As the ranches got bigger and more help came in the form of her sons, Patti Townsend wasn’t needed as much. However, she never got too far away from the ranch.
“I stayed involved with the cattle, and when we culled cows and stuff like that my husband wanted me out there working to make sure I was satisfied with what they sent to the sale and what they kept for heifers. They didn’t sell my pets. Let me put it that way,” Townsend laughed.
She became very involved with the Oklahoma CattleWomen and was slated to become an officer here too, before deciding she was needed more at home to take care of her husband after his heart attack.
“I’m getting back involved with them again, but I am not moving up to be president so leave that off your list,” she laughed.
She has truly loved the ranching life – where she spent her entire career – and is hopeful that her grandchildren and great-grandchildren will pursue it.
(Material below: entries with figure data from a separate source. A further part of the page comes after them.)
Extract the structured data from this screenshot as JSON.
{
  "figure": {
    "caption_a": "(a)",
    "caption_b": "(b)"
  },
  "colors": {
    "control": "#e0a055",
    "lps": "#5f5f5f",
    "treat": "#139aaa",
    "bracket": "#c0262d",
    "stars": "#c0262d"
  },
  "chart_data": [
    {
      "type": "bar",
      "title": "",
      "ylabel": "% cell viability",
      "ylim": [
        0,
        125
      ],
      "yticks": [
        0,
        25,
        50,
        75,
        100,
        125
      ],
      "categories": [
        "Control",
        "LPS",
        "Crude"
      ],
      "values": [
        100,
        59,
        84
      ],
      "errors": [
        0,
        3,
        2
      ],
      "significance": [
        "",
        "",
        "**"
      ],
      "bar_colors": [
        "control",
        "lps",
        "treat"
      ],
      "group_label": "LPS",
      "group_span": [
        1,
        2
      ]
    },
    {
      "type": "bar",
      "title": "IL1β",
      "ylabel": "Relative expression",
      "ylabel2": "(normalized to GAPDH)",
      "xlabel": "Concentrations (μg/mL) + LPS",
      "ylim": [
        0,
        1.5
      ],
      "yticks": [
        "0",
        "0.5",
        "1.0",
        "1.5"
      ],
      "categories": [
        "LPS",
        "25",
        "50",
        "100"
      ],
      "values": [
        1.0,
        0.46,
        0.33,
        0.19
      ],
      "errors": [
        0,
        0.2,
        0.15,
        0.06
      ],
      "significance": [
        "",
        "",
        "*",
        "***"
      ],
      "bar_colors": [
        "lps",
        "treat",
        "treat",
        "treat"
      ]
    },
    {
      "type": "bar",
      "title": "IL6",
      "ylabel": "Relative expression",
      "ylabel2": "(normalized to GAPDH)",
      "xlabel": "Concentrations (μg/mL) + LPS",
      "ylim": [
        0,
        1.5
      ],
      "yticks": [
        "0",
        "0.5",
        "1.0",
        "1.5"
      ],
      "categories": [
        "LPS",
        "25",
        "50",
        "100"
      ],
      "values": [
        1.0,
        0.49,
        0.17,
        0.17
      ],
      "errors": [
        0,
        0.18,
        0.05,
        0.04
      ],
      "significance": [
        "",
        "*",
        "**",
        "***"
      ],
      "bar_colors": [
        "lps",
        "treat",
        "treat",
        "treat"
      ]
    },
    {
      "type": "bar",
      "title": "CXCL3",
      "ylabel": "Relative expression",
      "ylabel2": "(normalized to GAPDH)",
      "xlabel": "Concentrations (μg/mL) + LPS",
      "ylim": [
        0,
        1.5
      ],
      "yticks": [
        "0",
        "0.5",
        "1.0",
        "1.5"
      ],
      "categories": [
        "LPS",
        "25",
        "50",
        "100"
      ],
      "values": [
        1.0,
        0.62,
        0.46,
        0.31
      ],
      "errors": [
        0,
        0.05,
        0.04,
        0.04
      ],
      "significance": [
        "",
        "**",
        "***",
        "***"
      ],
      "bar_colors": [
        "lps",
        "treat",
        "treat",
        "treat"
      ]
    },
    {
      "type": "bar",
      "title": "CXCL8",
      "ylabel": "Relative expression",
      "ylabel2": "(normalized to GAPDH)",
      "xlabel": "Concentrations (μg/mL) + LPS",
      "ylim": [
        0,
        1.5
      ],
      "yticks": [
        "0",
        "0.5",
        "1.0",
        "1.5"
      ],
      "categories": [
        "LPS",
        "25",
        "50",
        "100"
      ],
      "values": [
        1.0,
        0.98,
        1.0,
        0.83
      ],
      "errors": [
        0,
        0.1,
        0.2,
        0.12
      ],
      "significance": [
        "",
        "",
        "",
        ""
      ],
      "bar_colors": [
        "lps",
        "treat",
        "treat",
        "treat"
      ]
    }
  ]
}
“It is a beautiful life for a family, and I would suggest it for any young couple that wants to start living on the ranch to try it,” she said. “Get them out of the city. Put them on the ranch or the farm, and it’s a hard life. I’m not going to say it’s an easy life. We had some rough times. We had some big rough times, but we made it. We just stuck together and made it. I wouldn’t trade it for a billion dollars, or a trillion.”
It has been almost 50 years since the Townsends first started ranching together.
“It was fun days. I enjoyed it. I really did. It’s just something I did, and I was young enough to do it. Don’t ask me to now,” she laughed.
Patti Townsend, now nearly 78, reflects back on her days on the home place and says every memory was great – whether it was good or bad. She would certainly love to be working underneath the Oklahoma sky.
“I wish I was 10 years younger,” she said. “I’d be out there hand in hand. I’d still be the chief cook and bottle washer.”